Hannover I Pressemitteilung der CDU-Landtagsfraktion vom 11. September 2026
„Jüdinnen und Juden müssen sich in Niedersachsen sicher und willkommen fühlen können. Doch antisemitische Vorfälle haben ein erschreckendes Ausmaß erreicht. Im vergangenen Jahr wurden landesweit 672 Fälle und damit so viele wie nie zuvor registriert. Der Staat muss sein Schutzversprechen deshalb konsequent einlösen“, erklärt der rechtspolitische Sprecher der CDU-Fraktion Christian Calderone.

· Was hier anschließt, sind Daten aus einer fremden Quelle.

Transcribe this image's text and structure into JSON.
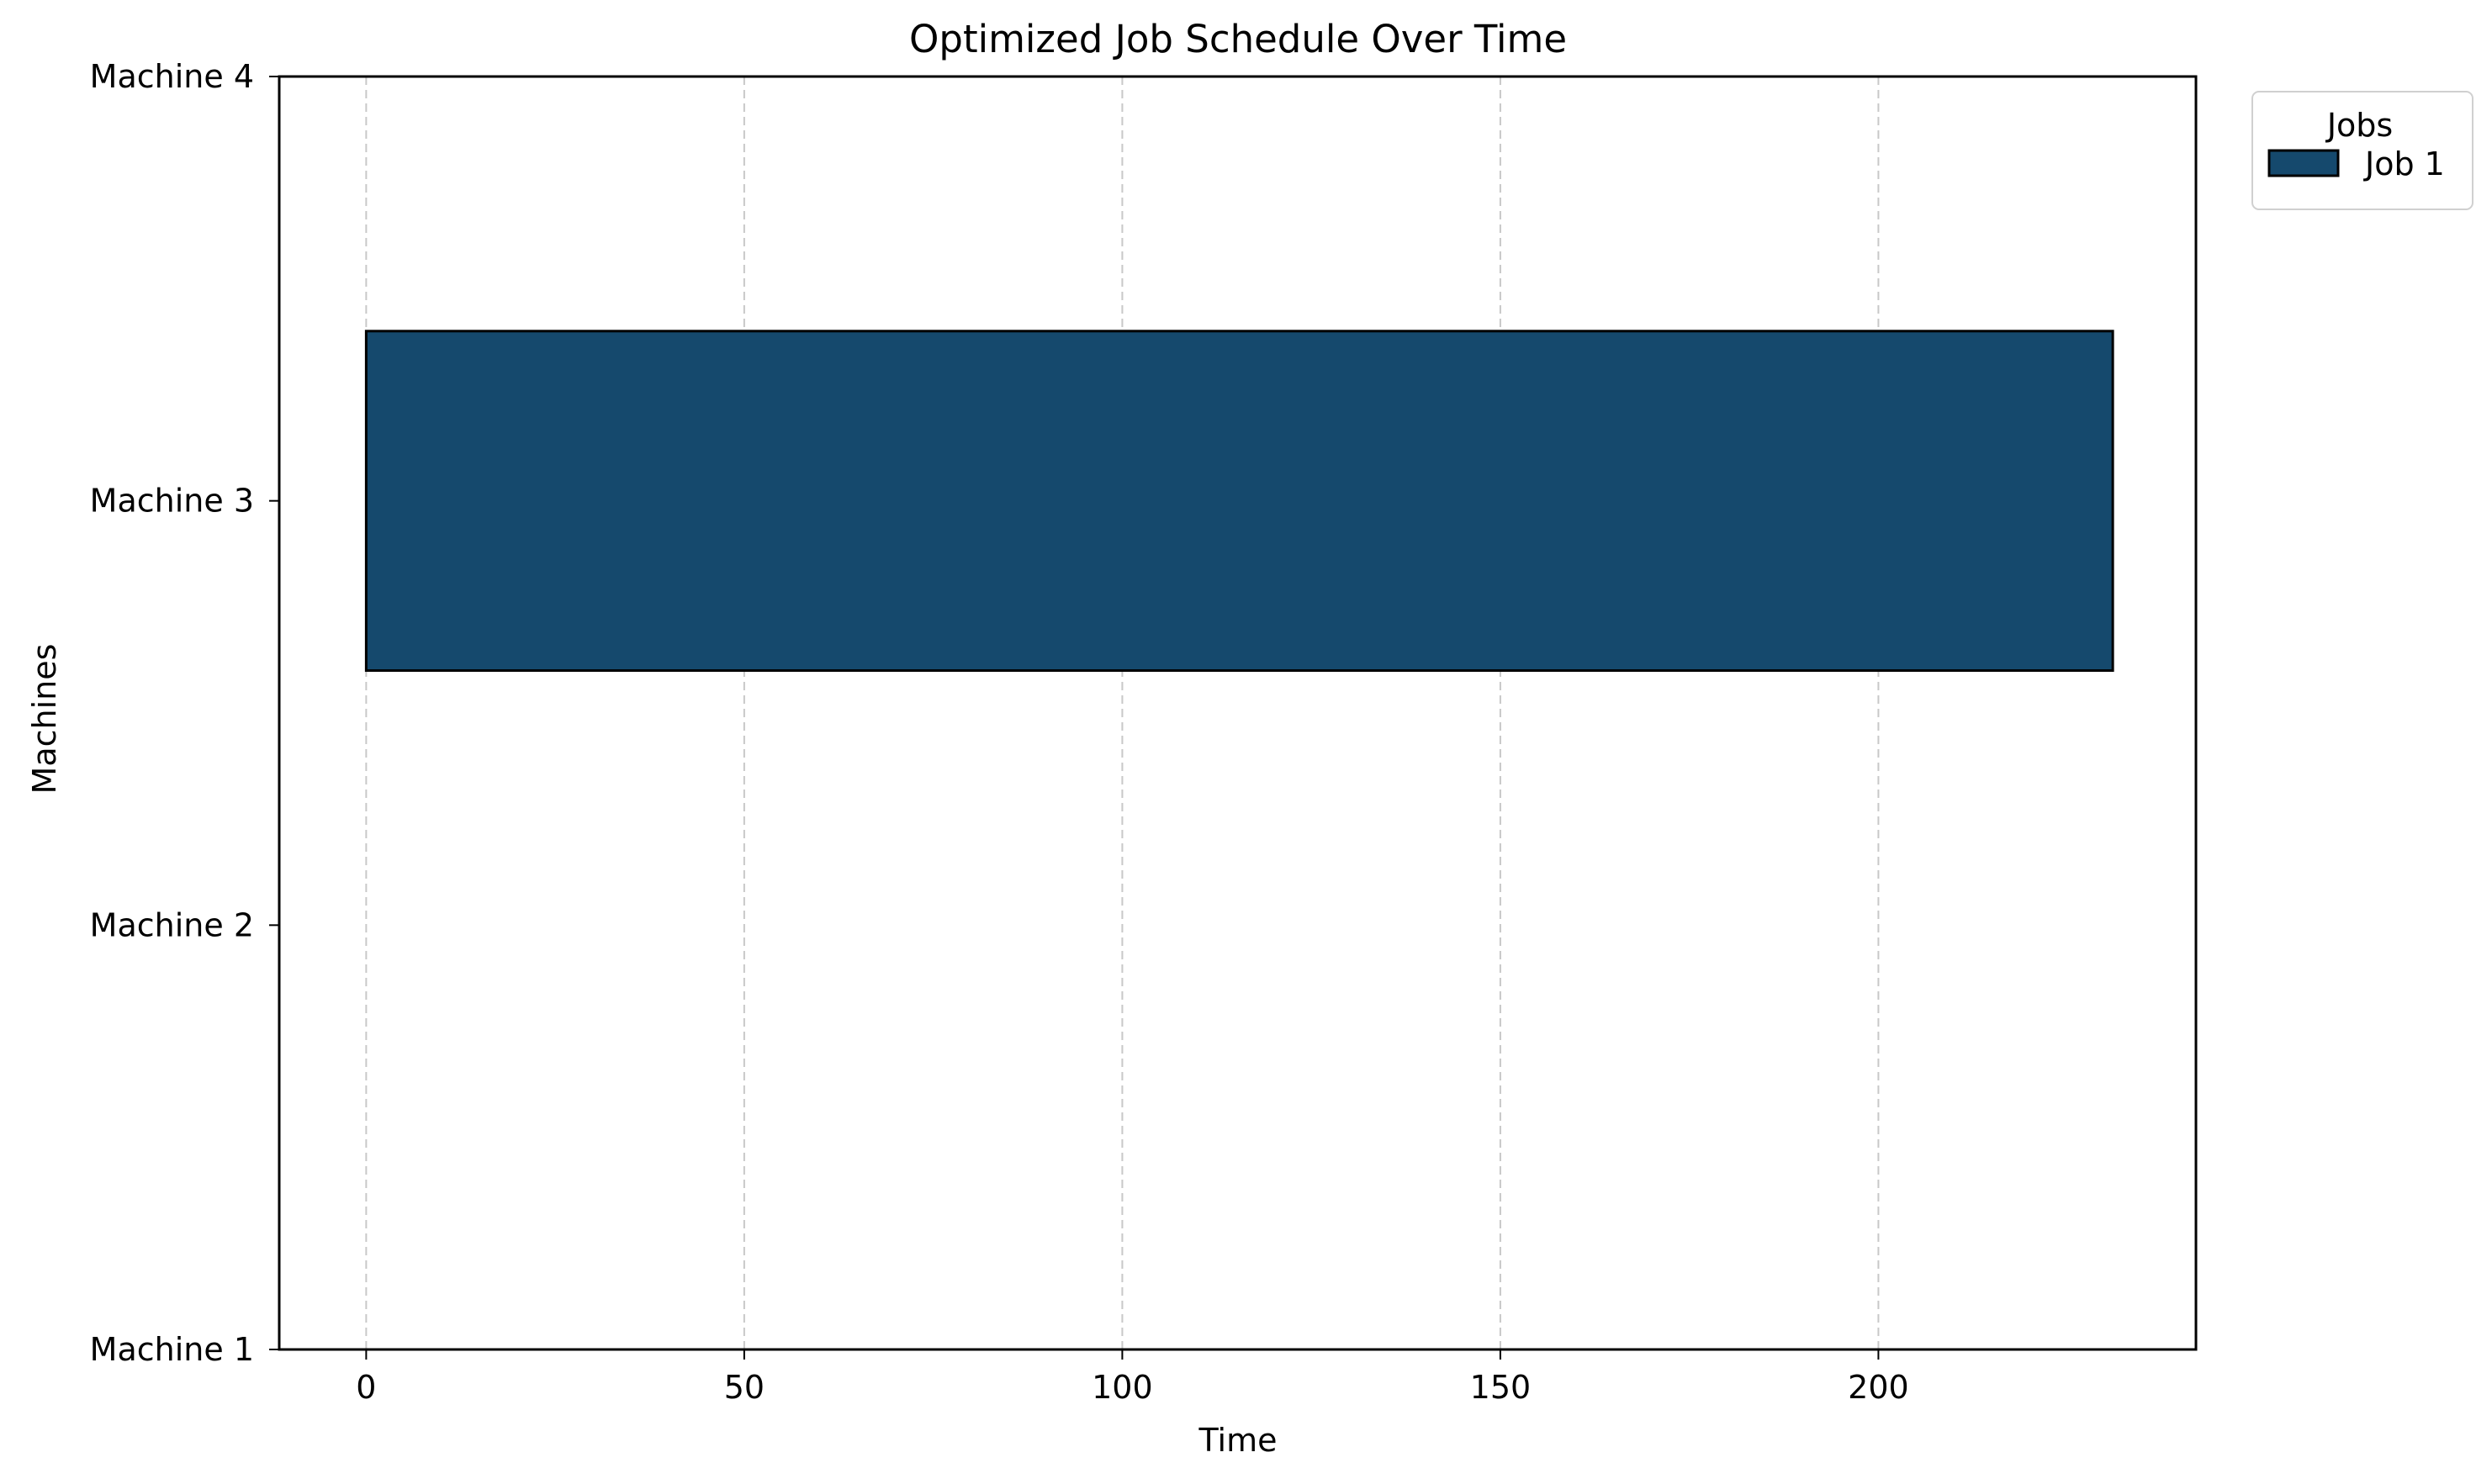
{
  "chart_data": {
    "type": "gantt",
    "title": "Optimized Job Schedule Over Time",
    "xlabel": "Time",
    "ylabel": "Machines",
    "x_ticks": [
      0,
      50,
      100,
      150,
      200
    ],
    "xlim": [
      -11.5,
      242
    ],
    "y_categories": [
      "Machine 1",
      "Machine 2",
      "Machine 3",
      "Machine 4"
    ],
    "grid": {
      "x": true,
      "y": false,
      "style": "dashed",
      "color": "#c8c8c8"
    },
    "legend": {
      "title": "Jobs",
      "placement": "outside-top-right",
      "entries": [
        {
          "name": "Job 1",
          "color": "#15496d"
        }
      ]
    },
    "series": [
      {
        "name": "Job 1",
        "color": "#15496d",
        "tasks": [
          {
            "machine": "Machine 3",
            "start": 0,
            "end": 231
          }
        ]
      }
    ]
  }
}
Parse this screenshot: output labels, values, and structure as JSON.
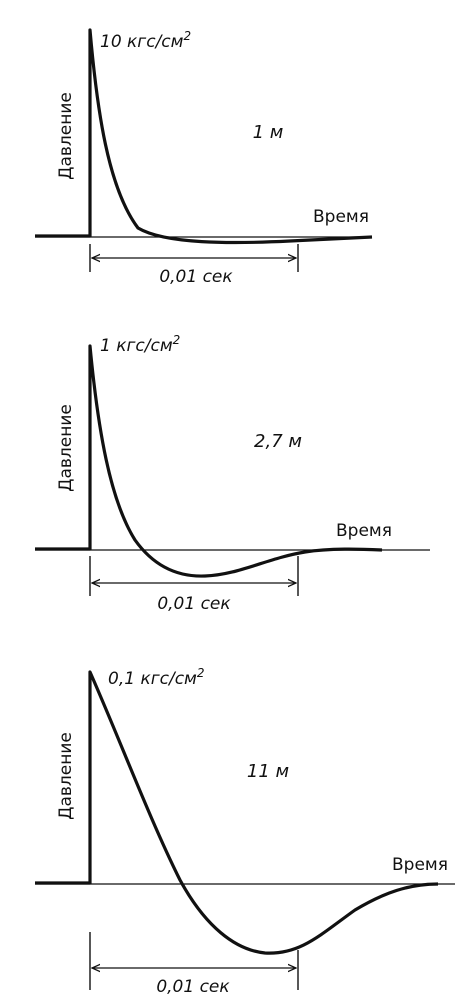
{
  "panels": [
    {
      "peak_label": "10 кгс/см",
      "peak_label_exp": "2",
      "distance": "1 м",
      "ylabel": "Давление",
      "xlabel": "Время",
      "interval": "0,01 сек"
    },
    {
      "peak_label": "1 кгс/см",
      "peak_label_exp": "2",
      "distance": "2,7 м",
      "ylabel": "Давление",
      "xlabel": "Время",
      "interval": "0,01 сек"
    },
    {
      "peak_label": "0,1 кгс/см",
      "peak_label_exp": "2",
      "distance": "11 м",
      "ylabel": "Давление",
      "xlabel": "Время",
      "interval": "0,01 сек"
    }
  ]
}
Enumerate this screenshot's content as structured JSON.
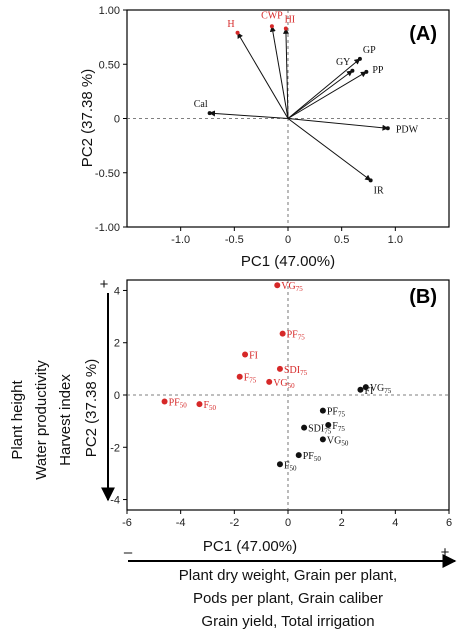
{
  "colors": {
    "red": "#d62828",
    "black": "#111111"
  },
  "chart_data": [
    {
      "panel": "(A)",
      "type": "scatter",
      "xlabel": "PC1 (47.00%)",
      "ylabel": "PC2 (37.38 %)",
      "xlim": [
        -1.5,
        1.5
      ],
      "ylim": [
        -1.0,
        1.0
      ],
      "xticks": [
        "-1.0",
        "-0.5",
        "0",
        "0.5",
        "1.0"
      ],
      "xtick_values": [
        -1.0,
        -0.5,
        0,
        0.5,
        1.0
      ],
      "yticks": [
        "-1.00",
        "-0.50",
        "0",
        "0.50",
        "1.00"
      ],
      "ytick_values": [
        -1.0,
        -0.5,
        0,
        0.5,
        1.0
      ],
      "vectors": [
        {
          "label": "H",
          "x": -0.47,
          "y": 0.79,
          "color": "red"
        },
        {
          "label": "CWP",
          "x": -0.15,
          "y": 0.85,
          "color": "red"
        },
        {
          "label": "HI",
          "x": -0.02,
          "y": 0.83,
          "color": "red"
        },
        {
          "label": "GP",
          "x": 0.67,
          "y": 0.55,
          "color": "black"
        },
        {
          "label": "GY",
          "x": 0.6,
          "y": 0.44,
          "color": "black"
        },
        {
          "label": "PP",
          "x": 0.73,
          "y": 0.43,
          "color": "black"
        },
        {
          "label": "Cal",
          "x": -0.73,
          "y": 0.05,
          "color": "black"
        },
        {
          "label": "PDW",
          "x": 0.93,
          "y": -0.09,
          "color": "black"
        },
        {
          "label": "IR",
          "x": 0.77,
          "y": -0.57,
          "color": "black"
        }
      ]
    },
    {
      "panel": "(B)",
      "type": "scatter",
      "xlabel": "PC1 (47.00%)",
      "ylabel": "PC2 (37.38 %)",
      "xlim": [
        -6,
        6
      ],
      "ylim": [
        -4.4,
        4.4
      ],
      "xticks": [
        "-6",
        "-4",
        "-2",
        "0",
        "2",
        "4",
        "6"
      ],
      "xtick_values": [
        -6,
        -4,
        -2,
        0,
        2,
        4,
        6
      ],
      "yticks": [
        "-4",
        "-2",
        "0",
        "2",
        "4"
      ],
      "ytick_values": [
        -4,
        -2,
        0,
        2,
        4
      ],
      "points": [
        {
          "label": "VG",
          "sub": "75",
          "x": -0.4,
          "y": 4.2,
          "color": "red"
        },
        {
          "label": "PF",
          "sub": "75",
          "x": -0.2,
          "y": 2.35,
          "color": "red"
        },
        {
          "label": "FI",
          "sub": "",
          "x": -1.6,
          "y": 1.55,
          "color": "red"
        },
        {
          "label": "SDI",
          "sub": "75",
          "x": -0.3,
          "y": 1.0,
          "color": "red"
        },
        {
          "label": "F",
          "sub": "75",
          "x": -1.8,
          "y": 0.7,
          "color": "red"
        },
        {
          "label": "VG",
          "sub": "50",
          "x": -0.7,
          "y": 0.5,
          "color": "red"
        },
        {
          "label": "PF",
          "sub": "50",
          "x": -4.6,
          "y": -0.25,
          "color": "red"
        },
        {
          "label": "F",
          "sub": "50",
          "x": -3.3,
          "y": -0.35,
          "color": "red"
        },
        {
          "label": "VG",
          "sub": "75",
          "x": 2.9,
          "y": 0.3,
          "color": "black"
        },
        {
          "label": "FI",
          "sub": "",
          "x": 2.7,
          "y": 0.2,
          "color": "black"
        },
        {
          "label": "PF",
          "sub": "75",
          "x": 1.3,
          "y": -0.6,
          "color": "black"
        },
        {
          "label": "F",
          "sub": "75",
          "x": 1.5,
          "y": -1.15,
          "color": "black"
        },
        {
          "label": "SDI",
          "sub": "75",
          "x": 0.6,
          "y": -1.25,
          "color": "black"
        },
        {
          "label": "VG",
          "sub": "50",
          "x": 1.3,
          "y": -1.7,
          "color": "black"
        },
        {
          "label": "PF",
          "sub": "50",
          "x": 0.4,
          "y": -2.3,
          "color": "black"
        },
        {
          "label": "F",
          "sub": "50",
          "x": -0.3,
          "y": -2.65,
          "color": "black"
        }
      ],
      "y_side_labels": [
        "Plant height",
        "Water productivity",
        "Harvest index"
      ],
      "x_side_labels": [
        "Plant dry weight, Grain per plant,",
        "Pods per plant, Grain caliber",
        "Grain yield, Total irrigation"
      ],
      "plus_sign": "+",
      "minus_sign": "–"
    }
  ]
}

„Antisemitismus kommt aus unterschiedlichen politischen und gesellschaftlichen Milieus. Er tritt rechtsextremistisch, islamistisch und linksextremistisch auf oder tarnt sich als vermeintliche Israelkritik. Keine Form darf verharmlost werden. Wir brauchen konsequente Strafverfolgung, mehr Prävention und einen besseren Schutz jüdischer Einrichtungen“, so Calderone.
Die CDU-Fraktion fordert deshalb unter anderem eine dauerhafte Stärkung der Meldestelle RIAS Niedersachsen, einen Hochschulbeauftragten gegen Antisemitismus und mehr Bildungsangebote. Eine Demokratie- und Antisemitismusklausel soll zudem verhindern, dass Organisationen mit antisemitischen Positionen öffentliche Fördermittel erhalten.
„Für uns ist klar: Das Existenzrecht Israels ist nicht verhandelbar. Der Schutz jüdischen Lebens und der Kampf gegen Antisemitismus bleiben eine dauerhafte Verantwortung des Staates und unserer gesamten Gesellschaft“, betont Calderone.